Le GRAF était un grade à l'accès uniquement "fonctionnel", c'est à dire lié à l'exercice d'une mission spécifique, celle de directeur d'école évidemment. En lieu et place d'un statut inatteignable - il ne faut pas se leurrer -, c'était une façon commode de reconnaître la mission des directeurs d'école. Le présent gouvernement a préféré créer un grade supplémentaire, à l'image du reste de la fonction publique. Et c'est finalement très malin.

Pourquoi? Simplement parce que de nombreux syndicats font de la reconnaissance de la direction d'école comme métier spécifique - ce que c'est pourtant, vous savez ce que je pense - un casus belli. C'est bien connu, nous sommes tous frères, pas une tête ne doit dépasser, même si cette tête en fait deux fois plus que les autres. En créant ce grade accessible par tout un chacun, la question de la singularité disparait... un peu. Disons que ça devient audible, même pour certains réticents (je ne me fais pas d'illusion pour les réfractaires globaux, qui refusent tout par principe). Mais pour autant les directeurs d'école ne sont pas ignorés puisque 80% de l'accès à cette "classe exceptionnelle" se fait de façon fonctionnelle, par l'exercice d'une mission spécifique - direction d'école, conseil pédagogique, et -. Nous ne sommes certes plus seuls, mais comme il y a plus de directeurs d'école que d'autres "missionnaires" il y a de fortes chances que ce grade soit largement phagocyté par vous autres, mes frères et mes sœurs de douleur. Joie! Noël! Alléluia! Trinité! (oui, j'en rajoute un peu.)

Alors évidemment après il faut trouver le moyen de faire une sélection pour ne pas y faire entrer trop de monde d'un coup (50000 dirlos quand même!) et bien entendu c'est là que le bât blesse encore. Tous les dirlos n'y auront pas accès. Les huit années de pratique de direction - d' "engagement", comme ils disent - ne me paraissent pas ahurissantes. En revanche il est vrai que l'obligation d'être à la hors-classe fera que seulement un certain nombre de vieillards dans mon genre pourront y accéder de prime abord. On peut espérer un changement dans quelques années... on peu espérer, j'y crois assez. Et puis il reste 20% des places accessibles on ne sait trop comment, ça c'est en pleine discussion jusqu'à la fin juillet.
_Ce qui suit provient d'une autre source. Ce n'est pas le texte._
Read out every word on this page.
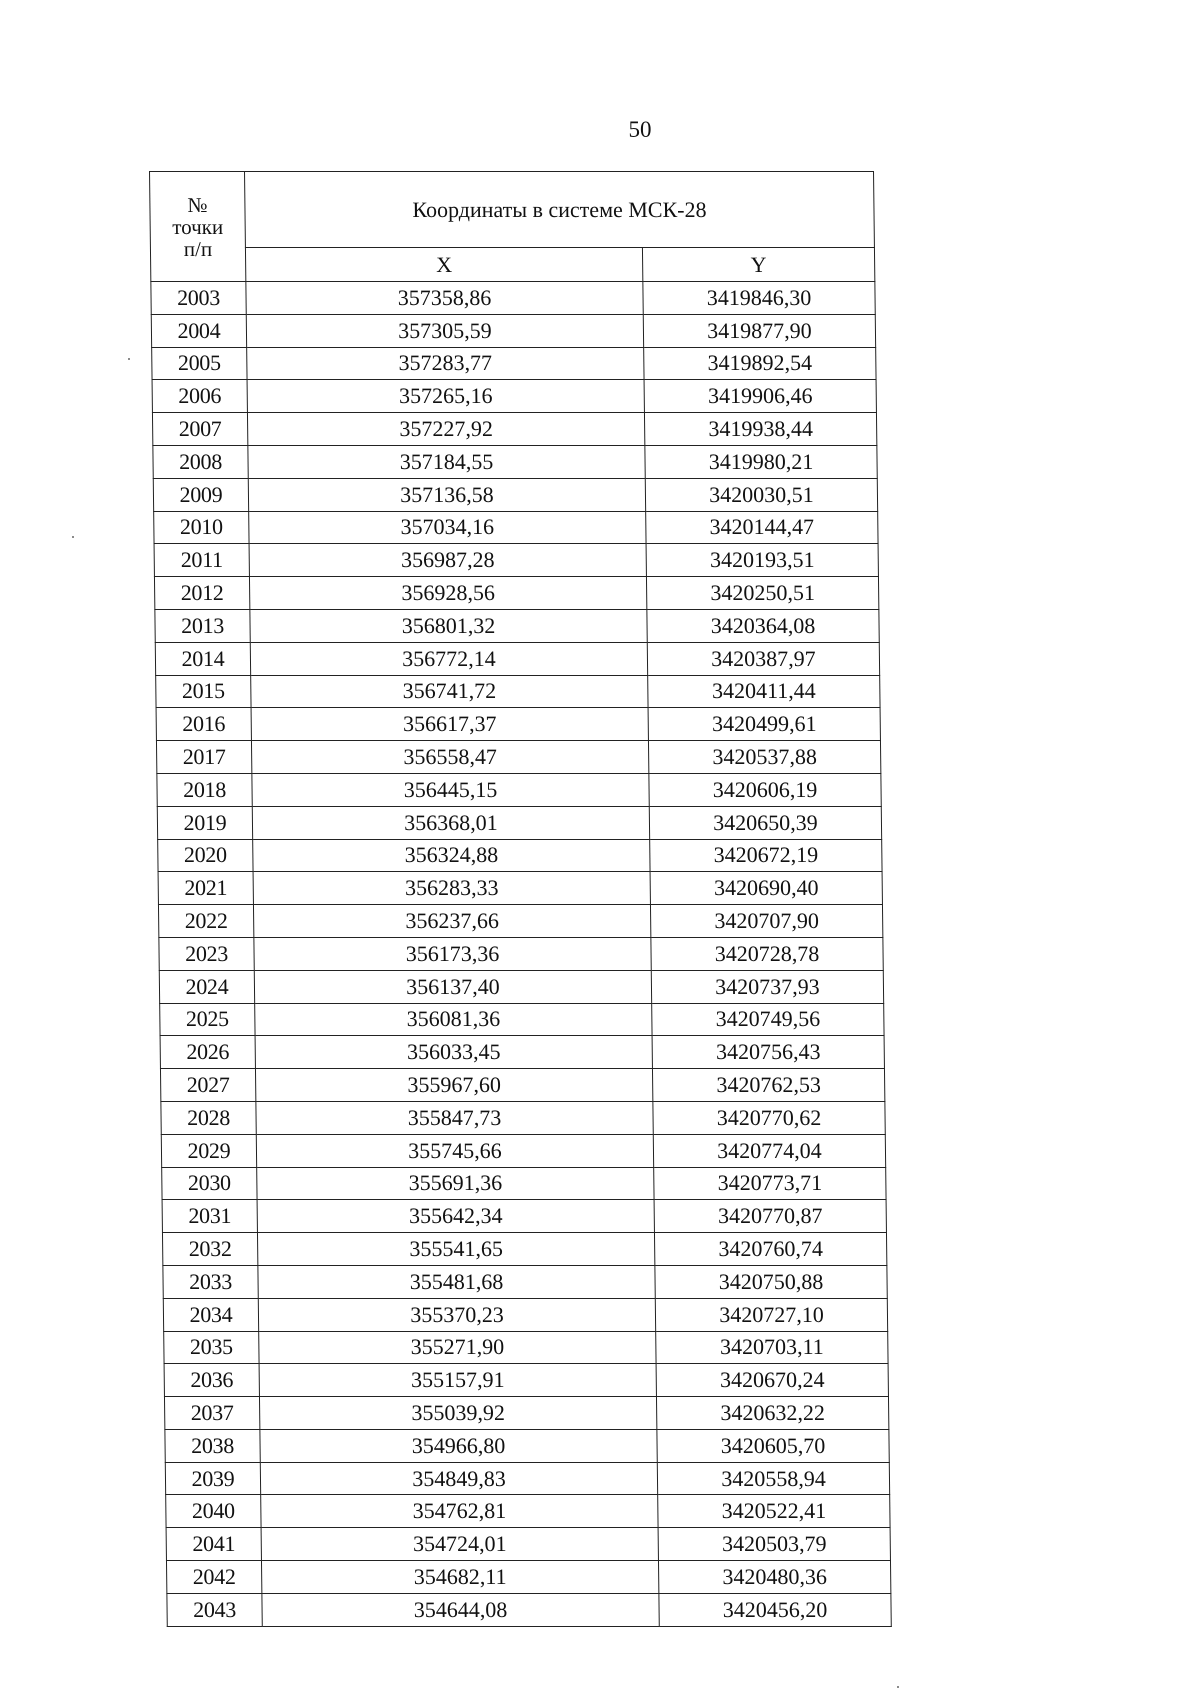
50
№
точки
п/п	Координаты в системе МСК-28	
	X	Y
2003	357358,86	3419846,30
2004	357305,59	3419877,90
2005	357283,77	3419892,54
2006	357265,16	3419906,46
2007	357227,92	3419938,44
2008	357184,55	3419980,21
2009	357136,58	3420030,51
2010	357034,16	3420144,47
2011	356987,28	3420193,51
2012	356928,56	3420250,51
2013	356801,32	3420364,08
2014	356772,14	3420387,97
2015	356741,72	3420411,44
2016	356617,37	3420499,61
2017	356558,47	3420537,88
2018	356445,15	3420606,19
2019	356368,01	3420650,39
2020	356324,88	3420672,19
2021	356283,33	3420690,40
2022	356237,66	3420707,90
2023	356173,36	3420728,78
2024	356137,40	3420737,93
2025	356081,36	3420749,56
2026	356033,45	3420756,43
2027	355967,60	3420762,53
2028	355847,73	3420770,62
2029	355745,66	3420774,04
2030	355691,36	3420773,71
2031	355642,34	3420770,87
2032	355541,65	3420760,74
2033	355481,68	3420750,88
2034	355370,23	3420727,10
2035	355271,90	3420703,11
2036	355157,91	3420670,24
2037	355039,92	3420632,22
2038	354966,80	3420605,70
2039	354849,83	3420558,94
2040	354762,81	3420522,41
2041	354724,01	3420503,79
2042	354682,11	3420480,36
2043	354644,08	3420456,20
Le second point qui fait que c'est une bonne idée, c'est que ce grade est commun dans le reste de la fonction publique. Il n'y avait quasiment que chez nous que ça n'existait pas.

Enfin, et ce n'est pas rien, la mission de direction va peut-être devenir une perspective de carrière, du moins pour sa dimension financière éventuelle après bon nombre d'années d'exercice puisqu' a priori ce sera le nombre d'années dans la mission qui comptera, que ce soit ou non lointain et ou non fractionné. Ce qui incitera certainement à mon sens à au moins "essayer" cette difficile mission. Disons que son exercice pourra ne pas être vain dans la carrière. Nous avons tellement peu de perspectives de carrière dans notre métier que celle-ci ne peut pas être refusée. Et j'espère que beaucoup d'enseignants que je vois exercer avec talent et beaucoup de jeunes profs qui parfois m'éblouissent par leur énergie et leur envie seront tentés par la mission de directrice ou directeur d'école. Il faut bien nous remplacer, bordel! J'arrive au bout de mon parcours, ça vaut le coup de tenter, parce que nous qui sommes directeurs depuis longtemps nous savons à quel point notre travail peut être passionnant, s'il est aussi exigeant, chronophage, énergivore, et souvent ingrat. Vivent les jeunes!